DNS-Spuren an der Tatwaffe
Der Zeuge fährt mit der DNS-Spuren-Untersuchung fort. Die Tatwaffe wurde in ihren Einzelteilen nach DNS-Spuren untersucht. Bei einer DNS-Untersuchung können bis zu 16 DNS-Merkmale festgestellt werden. Je mehr, desto dominanter die Spur.
Am Griffstück, so der Zeuge, fanden sich DNS-Spuren des Angeklagten und der Geschädigten. Am Abzug ebenfalls Spuren beider Personen, jedoch seien die Merkmale der Geschädigten dominanter gewesen. Am Abzugsbügel war ein Mischmuster zweier DNA-Spuren erkennbar, jedoch konnte der Zeuge eine männliche DNS ausschließen. Am Hahn der Waffe seien lediglich Spuren der Geschädigten gefunden worden. Im Lauf der Waffe waren Blutspuren der Geschädigten identifiziert, was typisch bei einem Nahschuss sei, so der Biologe des Instituts für
Rechtsmedizin. Am Magazin der Waffe waren wiederrum Spuren beider Personen nachgewiesen worden und an den nicht-abgefeuerten Patronen Spuren des Angeklagten.
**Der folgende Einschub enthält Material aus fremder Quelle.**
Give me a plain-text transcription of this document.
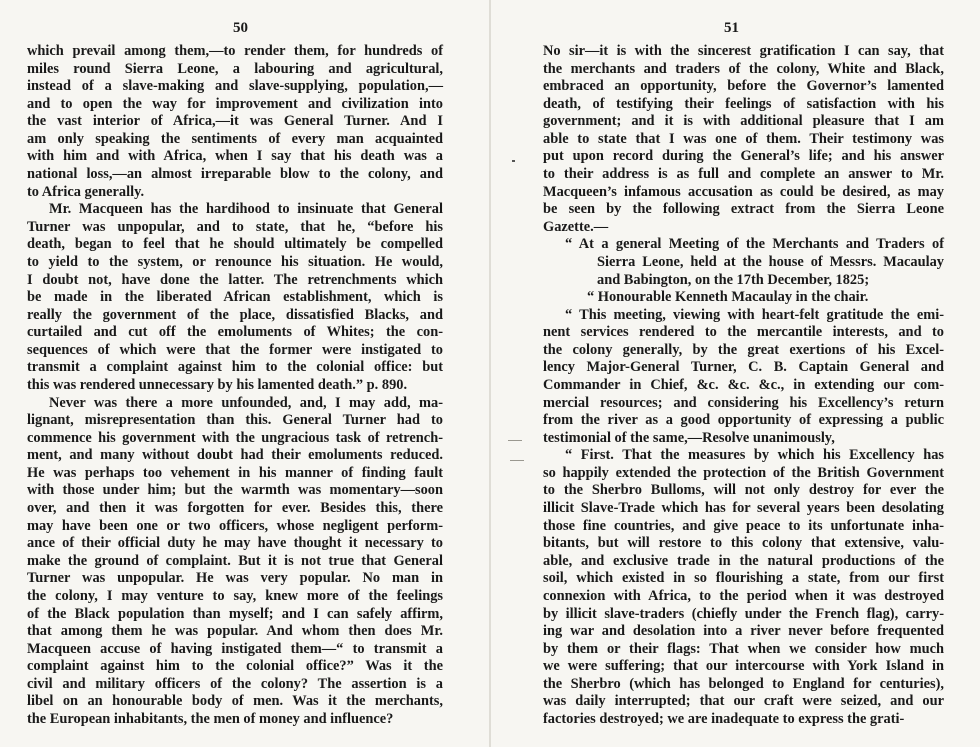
50
which prevail among them,—to render them, for hundreds of
miles round Sierra Leone, a labouring and agricultural,
instead of a slave-making and slave-supplying, population,—
and to open the way for improvement and civilization into
the vast interior of Africa,—it was General Turner. And I
am only speaking the sentiments of every man acquainted
with him and with Africa, when I say that his death was a
national loss,—an almost irreparable blow to the colony, and
to Africa generally.
Mr. Macqueen has the hardihood to insinuate that General
Turner was unpopular, and to state, that he, “before his
death, began to feel that he should ultimately be compelled
to yield to the system, or renounce his situation. He would,
I doubt not, have done the latter. The retrenchments which
be made in the liberated African establishment, which is
really the government of the place, dissatisfied Blacks, and
curtailed and cut off the emoluments of Whites; the con-
sequences of which were that the former were instigated to
transmit a complaint against him to the colonial office: but
this was rendered unnecessary by his lamented death.” p. 890.
Never was there a more unfounded, and, I may add, ma-
lignant, misrepresentation than this. General Turner had to
commence his government with the ungracious task of retrench-
ment, and many without doubt had their emoluments reduced.
He was perhaps too vehement in his manner of finding fault
with those under him; but the warmth was momentary—soon
over, and then it was forgotten for ever. Besides this, there
may have been one or two officers, whose negligent perform-
ance of their official duty he may have thought it necessary to
make the ground of complaint. But it is not true that General
Turner was unpopular. He was very popular. No man in
the colony, I may venture to say, knew more of the feelings
of the Black population than myself; and I can safely affirm,
that among them he was popular. And whom then does Mr.
Macqueen accuse of having instigated them—“ to transmit a
complaint against him to the colonial office?” Was it the
civil and military officers of the colony? The assertion is a
libel on an honourable body of men. Was it the merchants,
the European inhabitants, the men of money and influence?
51
No sir—it is with the sincerest gratification I can say, that
the merchants and traders of the colony, White and Black,
embraced an opportunity, before the Governor’s lamented
death, of testifying their feelings of satisfaction with his
government; and it is with additional pleasure that I am
able to state that I was one of them. Their testimony was
put upon record during the General’s life; and his answer
to their address is as full and complete an answer to Mr.
Macqueen’s infamous accusation as could be desired, as may
be seen by the following extract from the Sierra Leone
Gazette.—
“ At a general Meeting of the Merchants and Traders of
Sierra Leone, held at the house of Messrs. Macaulay
and Babington, on the 17th December, 1825;
“ Honourable Kenneth Macaulay in the chair.
“ This meeting, viewing with heart-felt gratitude the emi-
nent services rendered to the mercantile interests, and to
the colony generally, by the great exertions of his Excel-
lency Major-General Turner, C. B. Captain General and
Commander in Chief, &c. &c. &c., in extending our com-
mercial resources; and considering his Excellency’s return
from the river as a good opportunity of expressing a public
testimonial of the same,—Resolve unanimously,
“ First. That the measures by which his Excellency has
so happily extended the protection of the British Government
to the Sherbro Bulloms, will not only destroy for ever the
illicit Slave-Trade which has for several years been desolating
those fine countries, and give peace to its unfortunate inha-
bitants, but will restore to this colony that extensive, valu-
able, and exclusive trade in the natural productions of the
soil, which existed in so flourishing a state, from our first
connexion with Africa, to the period when it was destroyed
by illicit slave-traders (chiefly under the French flag), carry-
ing war and desolation into a river never before frequented
by them or their flags: That when we consider how much
we were suffering; that our intercourse with York Island in
the Sherbro (which has belonged to England for centuries),
was daily interrupted; that our craft were seized, and our
factories destroyed; we are inadequate to express the grati-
Die Patrone der Waffe, so der Richter, war einige Zeit später in einem Briefumschlag gefunden worden. Dabei ist unklar, wie sie dort hinkam und von wo sie abgefeuert wurde. An der Hülse und dem Projektil waren einstimmige Merkmale der Geschädigten gefunden worden.
Zum Ende seiner Aussage wird der Zeuge nach seiner Einschätzung als sachverständiger Biologe des Instituts für Rechtsmedizin gefragt. Das Ergebnis seiner Untersuchung sei, dass beide Personen die Waffe mindestens einmal angefasst haben. Am Abzug selbst waren die DNS-Merkmale der Geschädigten dominanter als die des Angeklagten. Dennoch könne er nicht eindeutig sagen, wer den Schuss tätigte, da die Spuren der Geschädigten auch älter gewesen sein könnten.
Der Zeuge wird verabschiedet und der Richter beendet auch den heutigen Gerichtstermin. Wir machen uns auf den Heimweg.